Minimizes Programming Entities
The other rules being satisfied, we’d like to have as few functions, classes, methods, modules, files, variables, trumtookas, whatever elements there are in our program. Once we’re removed duplication and expressed all our ideas, there is no purpose for any entity that isn’t there as the single representative of a single design idea.

If there do seem to be too many entities of some kind, it is most likely a lurking kind of duplication, or a design idea waiting to be discovered and expressed.

Minimize programming entities, subject to the other rules.

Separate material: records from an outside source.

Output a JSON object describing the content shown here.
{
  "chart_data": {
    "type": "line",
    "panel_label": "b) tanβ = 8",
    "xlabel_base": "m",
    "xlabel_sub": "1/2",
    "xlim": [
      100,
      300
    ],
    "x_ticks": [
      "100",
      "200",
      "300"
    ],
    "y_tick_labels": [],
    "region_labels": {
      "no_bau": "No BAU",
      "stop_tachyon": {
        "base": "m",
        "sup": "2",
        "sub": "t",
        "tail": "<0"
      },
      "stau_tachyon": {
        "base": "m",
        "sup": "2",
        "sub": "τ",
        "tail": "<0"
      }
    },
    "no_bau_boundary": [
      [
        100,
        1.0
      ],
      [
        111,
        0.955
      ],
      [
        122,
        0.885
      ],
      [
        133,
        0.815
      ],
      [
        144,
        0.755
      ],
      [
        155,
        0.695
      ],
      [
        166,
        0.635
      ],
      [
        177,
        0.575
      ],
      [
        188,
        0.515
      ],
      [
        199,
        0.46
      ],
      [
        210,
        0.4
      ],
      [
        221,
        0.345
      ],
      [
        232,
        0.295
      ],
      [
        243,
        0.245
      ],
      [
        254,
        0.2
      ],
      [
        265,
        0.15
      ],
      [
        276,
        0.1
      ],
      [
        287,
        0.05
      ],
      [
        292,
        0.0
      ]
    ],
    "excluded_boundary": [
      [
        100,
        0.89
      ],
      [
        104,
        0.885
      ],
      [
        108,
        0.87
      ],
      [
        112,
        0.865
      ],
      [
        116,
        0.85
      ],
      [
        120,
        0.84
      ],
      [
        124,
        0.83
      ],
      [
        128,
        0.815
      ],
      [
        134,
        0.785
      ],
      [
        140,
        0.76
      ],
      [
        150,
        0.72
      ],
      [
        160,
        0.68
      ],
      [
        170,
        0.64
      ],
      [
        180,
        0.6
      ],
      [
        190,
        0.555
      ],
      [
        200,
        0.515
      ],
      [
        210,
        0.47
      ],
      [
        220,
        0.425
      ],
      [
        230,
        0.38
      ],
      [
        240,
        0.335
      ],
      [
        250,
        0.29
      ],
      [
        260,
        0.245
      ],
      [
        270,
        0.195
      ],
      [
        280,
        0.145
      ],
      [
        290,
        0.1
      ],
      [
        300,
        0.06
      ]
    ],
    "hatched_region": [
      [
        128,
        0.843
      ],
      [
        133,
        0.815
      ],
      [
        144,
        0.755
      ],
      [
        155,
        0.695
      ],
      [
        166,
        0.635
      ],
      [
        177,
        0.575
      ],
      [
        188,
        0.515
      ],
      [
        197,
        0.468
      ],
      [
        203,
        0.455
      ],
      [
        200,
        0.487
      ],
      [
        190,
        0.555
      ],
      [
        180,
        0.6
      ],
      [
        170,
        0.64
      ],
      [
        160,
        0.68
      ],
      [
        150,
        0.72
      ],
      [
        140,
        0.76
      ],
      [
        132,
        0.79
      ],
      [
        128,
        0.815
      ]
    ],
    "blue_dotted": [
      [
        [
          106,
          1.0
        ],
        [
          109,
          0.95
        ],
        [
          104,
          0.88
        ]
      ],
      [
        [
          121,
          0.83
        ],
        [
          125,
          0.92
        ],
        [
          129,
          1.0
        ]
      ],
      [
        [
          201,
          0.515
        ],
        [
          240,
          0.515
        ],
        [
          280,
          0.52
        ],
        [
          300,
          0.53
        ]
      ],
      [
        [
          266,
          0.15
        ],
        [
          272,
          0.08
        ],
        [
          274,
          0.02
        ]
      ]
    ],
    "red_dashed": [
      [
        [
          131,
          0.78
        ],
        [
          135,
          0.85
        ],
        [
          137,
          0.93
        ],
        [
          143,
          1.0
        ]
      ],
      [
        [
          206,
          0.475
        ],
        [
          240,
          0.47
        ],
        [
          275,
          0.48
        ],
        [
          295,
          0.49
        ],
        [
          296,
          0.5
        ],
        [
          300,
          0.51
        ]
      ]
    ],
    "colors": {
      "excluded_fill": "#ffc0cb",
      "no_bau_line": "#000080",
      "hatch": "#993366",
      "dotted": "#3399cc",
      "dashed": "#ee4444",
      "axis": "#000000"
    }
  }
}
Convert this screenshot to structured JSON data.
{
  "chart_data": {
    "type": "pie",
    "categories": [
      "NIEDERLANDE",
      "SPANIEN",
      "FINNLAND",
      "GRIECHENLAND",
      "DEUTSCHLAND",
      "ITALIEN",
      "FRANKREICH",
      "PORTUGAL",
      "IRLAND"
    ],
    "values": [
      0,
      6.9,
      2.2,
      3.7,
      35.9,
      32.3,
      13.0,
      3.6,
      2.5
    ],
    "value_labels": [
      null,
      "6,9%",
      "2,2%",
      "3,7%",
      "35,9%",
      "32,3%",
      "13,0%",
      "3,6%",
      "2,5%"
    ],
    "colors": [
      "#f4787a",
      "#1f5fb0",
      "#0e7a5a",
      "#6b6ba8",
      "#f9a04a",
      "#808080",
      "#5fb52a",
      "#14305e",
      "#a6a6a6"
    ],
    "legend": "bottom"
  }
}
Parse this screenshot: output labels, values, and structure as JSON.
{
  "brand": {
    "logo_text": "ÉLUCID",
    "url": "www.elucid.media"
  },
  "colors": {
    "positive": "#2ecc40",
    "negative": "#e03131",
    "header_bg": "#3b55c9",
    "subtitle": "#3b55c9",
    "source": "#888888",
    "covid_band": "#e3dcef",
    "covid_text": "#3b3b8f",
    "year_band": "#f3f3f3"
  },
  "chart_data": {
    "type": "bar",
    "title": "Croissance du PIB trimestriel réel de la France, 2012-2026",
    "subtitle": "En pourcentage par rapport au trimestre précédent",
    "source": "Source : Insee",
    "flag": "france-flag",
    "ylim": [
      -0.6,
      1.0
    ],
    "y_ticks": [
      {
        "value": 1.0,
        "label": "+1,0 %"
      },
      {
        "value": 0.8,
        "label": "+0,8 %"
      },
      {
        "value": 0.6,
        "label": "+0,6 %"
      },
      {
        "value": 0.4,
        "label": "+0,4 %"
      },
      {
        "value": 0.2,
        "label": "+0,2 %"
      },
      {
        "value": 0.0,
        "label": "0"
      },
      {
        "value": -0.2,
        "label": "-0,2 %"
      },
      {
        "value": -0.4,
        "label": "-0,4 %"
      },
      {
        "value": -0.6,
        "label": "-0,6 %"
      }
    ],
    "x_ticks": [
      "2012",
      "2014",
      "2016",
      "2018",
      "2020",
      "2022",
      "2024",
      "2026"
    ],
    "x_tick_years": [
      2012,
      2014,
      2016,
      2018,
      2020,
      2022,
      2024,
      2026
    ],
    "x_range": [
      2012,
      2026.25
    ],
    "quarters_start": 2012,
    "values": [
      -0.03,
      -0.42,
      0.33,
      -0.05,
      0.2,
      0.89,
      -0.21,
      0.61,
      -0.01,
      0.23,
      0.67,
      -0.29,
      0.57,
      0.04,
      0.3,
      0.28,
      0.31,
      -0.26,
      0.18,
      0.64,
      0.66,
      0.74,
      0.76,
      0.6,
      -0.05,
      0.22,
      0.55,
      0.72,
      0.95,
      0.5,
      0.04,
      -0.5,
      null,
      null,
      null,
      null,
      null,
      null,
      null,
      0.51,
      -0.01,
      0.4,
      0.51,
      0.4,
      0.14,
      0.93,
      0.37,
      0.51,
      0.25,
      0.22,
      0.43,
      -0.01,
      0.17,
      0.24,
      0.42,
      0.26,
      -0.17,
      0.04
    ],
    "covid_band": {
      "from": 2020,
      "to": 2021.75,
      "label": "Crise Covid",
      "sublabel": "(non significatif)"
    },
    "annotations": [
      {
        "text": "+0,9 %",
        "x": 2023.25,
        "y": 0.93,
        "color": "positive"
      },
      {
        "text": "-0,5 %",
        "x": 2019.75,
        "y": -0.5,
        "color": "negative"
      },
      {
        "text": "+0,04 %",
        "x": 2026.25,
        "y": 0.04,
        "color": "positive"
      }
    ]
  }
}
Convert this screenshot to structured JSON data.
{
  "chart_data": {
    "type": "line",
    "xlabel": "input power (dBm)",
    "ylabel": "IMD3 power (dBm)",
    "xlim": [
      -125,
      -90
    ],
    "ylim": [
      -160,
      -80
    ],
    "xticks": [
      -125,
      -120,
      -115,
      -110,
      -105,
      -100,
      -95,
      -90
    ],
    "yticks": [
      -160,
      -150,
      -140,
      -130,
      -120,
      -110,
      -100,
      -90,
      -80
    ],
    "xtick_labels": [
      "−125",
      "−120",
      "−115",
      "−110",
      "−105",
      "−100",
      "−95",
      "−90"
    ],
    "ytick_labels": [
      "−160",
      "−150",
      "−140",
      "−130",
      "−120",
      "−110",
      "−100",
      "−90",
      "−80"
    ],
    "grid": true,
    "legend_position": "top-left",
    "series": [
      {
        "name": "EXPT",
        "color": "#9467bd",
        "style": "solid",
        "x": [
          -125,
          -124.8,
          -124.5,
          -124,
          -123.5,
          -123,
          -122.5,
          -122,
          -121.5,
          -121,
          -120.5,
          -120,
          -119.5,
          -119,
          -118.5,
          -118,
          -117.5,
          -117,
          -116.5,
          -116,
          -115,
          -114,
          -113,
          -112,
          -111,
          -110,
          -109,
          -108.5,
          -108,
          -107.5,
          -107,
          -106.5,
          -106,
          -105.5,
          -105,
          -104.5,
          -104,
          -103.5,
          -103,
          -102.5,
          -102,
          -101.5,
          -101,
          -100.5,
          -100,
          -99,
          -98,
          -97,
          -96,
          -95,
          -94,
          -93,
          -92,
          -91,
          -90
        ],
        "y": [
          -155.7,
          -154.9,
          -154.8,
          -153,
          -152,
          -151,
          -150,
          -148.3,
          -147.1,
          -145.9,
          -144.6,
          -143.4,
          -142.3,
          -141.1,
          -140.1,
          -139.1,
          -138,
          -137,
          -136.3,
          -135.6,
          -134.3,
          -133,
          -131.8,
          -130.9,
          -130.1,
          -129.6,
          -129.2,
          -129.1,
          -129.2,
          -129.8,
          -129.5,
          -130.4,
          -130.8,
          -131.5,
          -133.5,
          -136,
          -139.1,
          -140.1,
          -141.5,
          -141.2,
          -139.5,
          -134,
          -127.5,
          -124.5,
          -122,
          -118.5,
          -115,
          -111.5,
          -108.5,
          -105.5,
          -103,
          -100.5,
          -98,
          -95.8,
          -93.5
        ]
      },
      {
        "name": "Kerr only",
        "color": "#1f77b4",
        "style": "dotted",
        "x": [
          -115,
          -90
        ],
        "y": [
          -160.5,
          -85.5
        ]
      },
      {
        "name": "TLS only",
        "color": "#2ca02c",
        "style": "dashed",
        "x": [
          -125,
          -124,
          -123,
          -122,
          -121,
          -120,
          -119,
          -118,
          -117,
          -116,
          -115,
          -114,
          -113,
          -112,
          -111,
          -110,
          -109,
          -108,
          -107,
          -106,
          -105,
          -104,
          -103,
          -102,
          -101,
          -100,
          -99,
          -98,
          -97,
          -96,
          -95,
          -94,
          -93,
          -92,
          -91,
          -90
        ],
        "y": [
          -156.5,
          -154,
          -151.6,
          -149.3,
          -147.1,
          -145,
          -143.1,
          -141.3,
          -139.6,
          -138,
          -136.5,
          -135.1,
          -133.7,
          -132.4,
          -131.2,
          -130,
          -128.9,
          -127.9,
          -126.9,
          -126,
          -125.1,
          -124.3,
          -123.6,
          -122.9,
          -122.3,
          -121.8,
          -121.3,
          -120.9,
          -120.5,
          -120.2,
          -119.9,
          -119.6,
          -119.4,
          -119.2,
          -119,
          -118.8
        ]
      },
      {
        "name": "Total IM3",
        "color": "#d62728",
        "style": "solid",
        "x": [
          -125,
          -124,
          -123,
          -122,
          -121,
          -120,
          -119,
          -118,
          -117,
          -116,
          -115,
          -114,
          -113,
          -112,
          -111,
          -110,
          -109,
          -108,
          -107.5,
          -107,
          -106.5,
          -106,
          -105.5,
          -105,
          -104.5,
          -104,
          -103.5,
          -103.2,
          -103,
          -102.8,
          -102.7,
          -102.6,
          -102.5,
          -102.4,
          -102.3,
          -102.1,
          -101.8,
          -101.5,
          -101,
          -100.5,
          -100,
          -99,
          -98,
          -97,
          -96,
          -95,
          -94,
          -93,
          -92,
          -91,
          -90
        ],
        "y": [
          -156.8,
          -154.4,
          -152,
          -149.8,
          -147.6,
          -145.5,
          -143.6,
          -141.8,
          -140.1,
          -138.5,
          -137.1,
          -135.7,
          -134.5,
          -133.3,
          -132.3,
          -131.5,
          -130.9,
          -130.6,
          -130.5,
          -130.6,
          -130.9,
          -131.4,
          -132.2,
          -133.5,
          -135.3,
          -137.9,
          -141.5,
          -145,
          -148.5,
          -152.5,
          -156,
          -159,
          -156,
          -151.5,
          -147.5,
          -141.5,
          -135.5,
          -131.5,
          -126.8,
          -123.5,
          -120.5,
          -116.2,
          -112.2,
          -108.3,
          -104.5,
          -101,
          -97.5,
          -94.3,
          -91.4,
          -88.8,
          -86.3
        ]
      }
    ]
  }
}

Duplication Before Expression?

I promised to discuss the ordering of rules #2 and 3:

2: Contains no duplication;
3: Expresses all our design ideas;

Now the truth is, if these two rules are ever in conflict, then there are two or more things in the code that look like duplication, but there is some design truth that makes that breakout “correct”. That is:

If removal of duplication and expressing ideas are ever really in conflict, choose to express the ideas.

But since the rules are supposed to be in priority order, why then, do I put the duplication rule ahead?

I do it because it is such a powerful tool: Duplication is generally very easy to spot. Removing duplication requires us to express the code’s design better as we name the removed chunk.

I put checking for and removing duplication right after the tests going green, because I can build the habit of using it as the entry point into the “refactor” stage of “Red, Green, Refactor”, the core of another great Kent Beck idea, test-driven development. We’ll surely talk about that very soon.

Summary

One rule or four, they go together:

The code is simple enough when, in priority order:

  1. It passes all the tests;
  2. It contains no duplication;
  3. It expresses all our design ideas about the code;
  4. It minimizes programming entities.

Maybe it’s one big Strawberry, so juicy and delicious that it takes four bites to enjoy it. Maybe it’s four lovely little Strawberries. Don’t really know, don’t really care.

One or four, these rules work well for keeping our design as simple as it can be.

These rules make me feel lucky.



  1. Perhaps not as many from your generation shout “Eureka” as often as mine did. Kids these days. Shout “Woot” if you prefer.